Romans 13:14; But put on the Lord Jesus Christ, and make no provision for the flesh, to gratify its desires.

     Every morning we wake up, get ready for the day, and get dressed.  I don’t know about you, but for me it’s so natural to want to throw on a big tee shirt and leggings and just call it a day.  Most mornings I convince myself to wear something a little less “I just rolled out of bed,” but that’s an active decision that I legitimately have to choose to make.  You choose what you wear, how much makeup you put on, whether or not you should wear a jacket, etc., right?  Some days choosing the “better” choice (let’s call looking nice the better choice just for the purpose of this analogy, if you like to wear tee shirts and leggings everyday you do you!  I really wish I felt confident doing that) requires a little more effort, but usually by the time I get home I’m glad I chose to wear a nice outfit.

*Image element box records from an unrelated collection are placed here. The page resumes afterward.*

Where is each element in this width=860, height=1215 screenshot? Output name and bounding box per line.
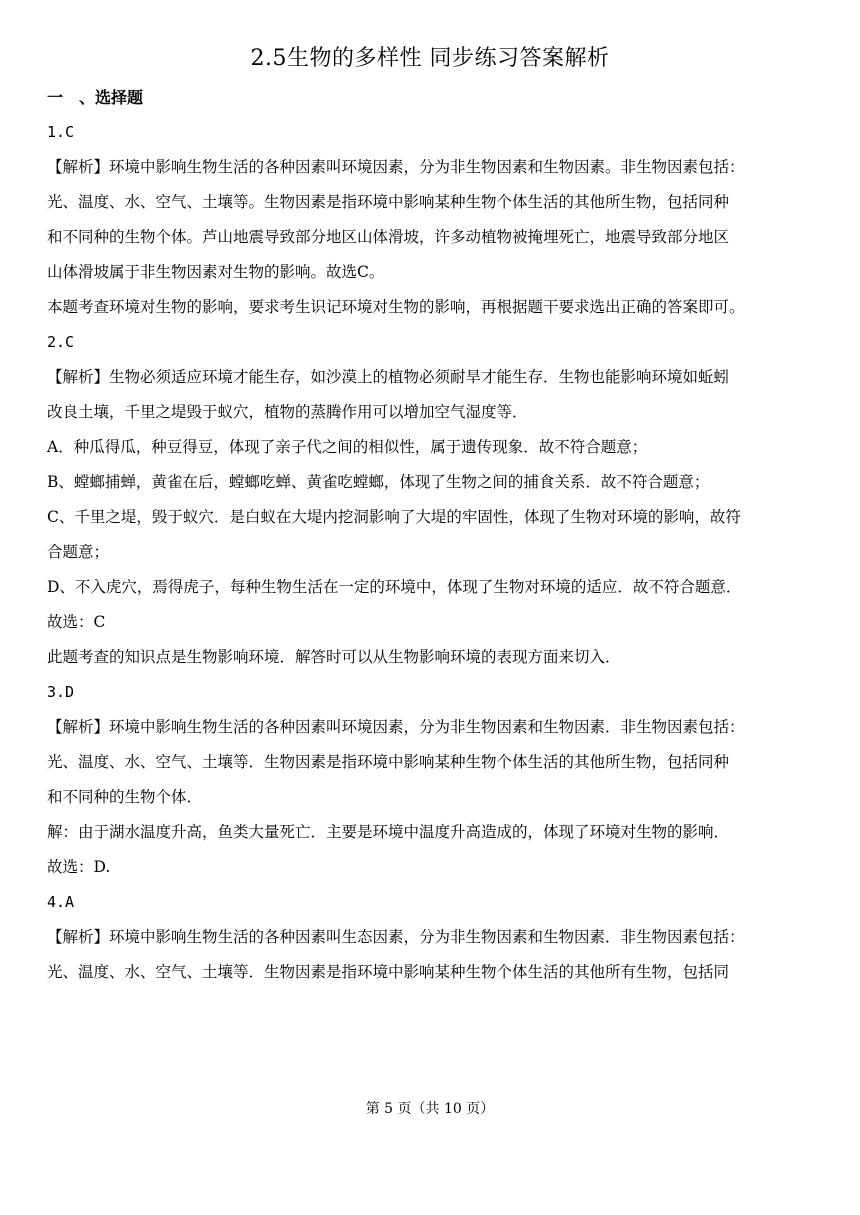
question-number: 3.D — [47, 683, 75, 701]
paragraph-line: 和不同种的生物个体。芦山地震导致部分地区山体滑坡，许多动植物被掩埋死亡，地震导致部分地区 — [47, 228, 730, 246]
paragraph-line: 【解析】生物必须适应环境才能生存，如沙漠上的植物必须耐旱才能生存．生物也能影响环境如蚯蚓 — [47, 368, 730, 386]
paragraph-line: 故选：D. — [47, 858, 111, 876]
question-number: 1.C — [47, 123, 75, 141]
paragraph-line: 光、温度、水、空气、土壤等．生物因素是指环境中影响某种生物个体生活的其他所生物，包括同种 — [47, 753, 730, 771]
document-body — [47, 115, 817, 990]
question-number: 2.C — [47, 333, 75, 351]
paragraph-line: 此题考查的知识点是生物影响环境．解答时可以从生物影响环境的表现方面来切入． — [47, 648, 621, 666]
paragraph-line: 【解析】环境中影响生物生活的各种因素叫环境因素，分为非生物因素和生物因素。非生物因素包括： — [47, 158, 745, 176]
page-footer: 第 5 页（共 10 页） — [365, 1101, 495, 1117]
paragraph-line: C、千里之堤，毁于蚁穴．是白蚁在大堤内挖洞影响了大堤的牢固性，体现了生物对环境的影响，故符 — [47, 508, 741, 526]
paragraph-line: D、不入虎穴，焉得虎子，每种生物生活在一定的环境中，体现了生物对环境的适应．故不符合题意． — [47, 578, 742, 596]
paragraph-line: 合题意； — [47, 543, 110, 561]
paragraph-line: 【解析】环境中影响生物生活的各种因素叫生态因素，分为非生物因素和生物因素．非生物因素包括： — [47, 928, 745, 946]
paragraph-line: 【解析】环境中影响生物生活的各种因素叫环境因素，分为非生物因素和生物因素．非生物因素包括： — [47, 718, 745, 736]
paragraph-line: B、螳螂捕蝉，黄雀在后，螳螂吃蝉、黄雀吃螳螂，体现了生物之间的捕食关系．故不符合题意； — [47, 473, 710, 491]
paragraph-line: A．种瓜得瓜，种豆得豆，体现了亲子代之间的相似性，属于遗传现象．故不符合题意； — [47, 438, 648, 456]
paragraph-line: 山体滑坡属于非生物因素对生物的影响。故选C。 — [47, 263, 385, 281]
paragraph-line: 故选：C — [47, 613, 106, 631]
paragraph-line: 和不同种的生物个体． — [47, 788, 203, 806]
question-number: 4.A — [47, 893, 75, 911]
paragraph-line: 改良土壤，千里之堤毁于蚁穴，植物的蒸腾作用可以增加空气湿度等． — [47, 403, 528, 421]
page-title: 2.5生物的多样性 同步练习答案解析 — [250, 46, 610, 71]
paragraph-line: 光、温度、水、空气、土壤等．生物因素是指环境中影响某种生物个体生活的其他所有生物，包括同 — [47, 963, 730, 981]
paragraph-line: 解：由于湖水温度升高，鱼类大量死亡．主要是环境中温度升高造成的，体现了环境对生物的影响． — [47, 823, 730, 841]
paragraph-line: 本题考查环境对生物的影响，要求考生识记环境对生物的影响，再根据题干要求选出正确的答案即可。 — [47, 298, 745, 316]
paragraph-line: 光、温度、水、空气、土壤等。生物因素是指环境中影响某种生物个体生活的其他所生物，包括同种 — [47, 193, 730, 211]
section-heading: 一 、选择题 — [47, 88, 144, 107]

     While what to wear is an obvious physical decision we make each day, choosing who we want to be isn’t always as obvious.  Sadly, the natural choice is often “I want to have the best day for me today.  I want to have the best, I want to look the best, I want to be the best,” not “I want to have the day God’s designed for me today.  I want to help others, serve the Lord, and learn how to do so even better tomorrow.”  Without even thinking, we choose ourselves over others and over our God and unlike outfits that we can decide just aren’t going to cut it, we don’t typically look in the mirror and say “there’s no way I’m leaving the house with this attitude today.”

     I recently finished reading the book of Romans.  In the last verse of chapter 13, I came across a line that I realized is so significant and applicable to my daily life.  Verse 13 says “But put on the Lord Jesus Christ, and make no provision for the flesh, to gratify its desires.”  I really love the word choice “put on the Lord Jesus Christ,” as if He was a jacket or a necklace.  Like I said, when we get dressed in the morning we don’t usually think much about the kind of person we’re going to be that day.  What if along with our shirts, skirts, shoes, and earrings, we put on the attitude of Jesus Christ?  What if we chose to stop making selfish decisions for the gratification of our own desires?  I’ll be the first to say I’d be a way better person if I made the active decision to act like Christ everyday along with the decision to wear a dress.

     This week, try to consciously make the decision to be Christ-like each morning.  No, I don’t mean decide to be perfect and sinless like Jesus (I know most of us wish we could just make a choice to be like that!), I mean to decide to make your greatest attempt at serving others and obeying God.  “Put on the Lord Jesus Christ” and begin to submit to Him instead of your earthly desires.  Choose to help your sibling with their homework instead of watching another movie on Netflix.  Choose to invite the lonely kid to sit with your friend group at lunch instead of brushing him/her off as “not cool enough.”  Choose to seize every opportunity to radiate God’s love with those around you.

Thanks for reading!  Have a blessed week!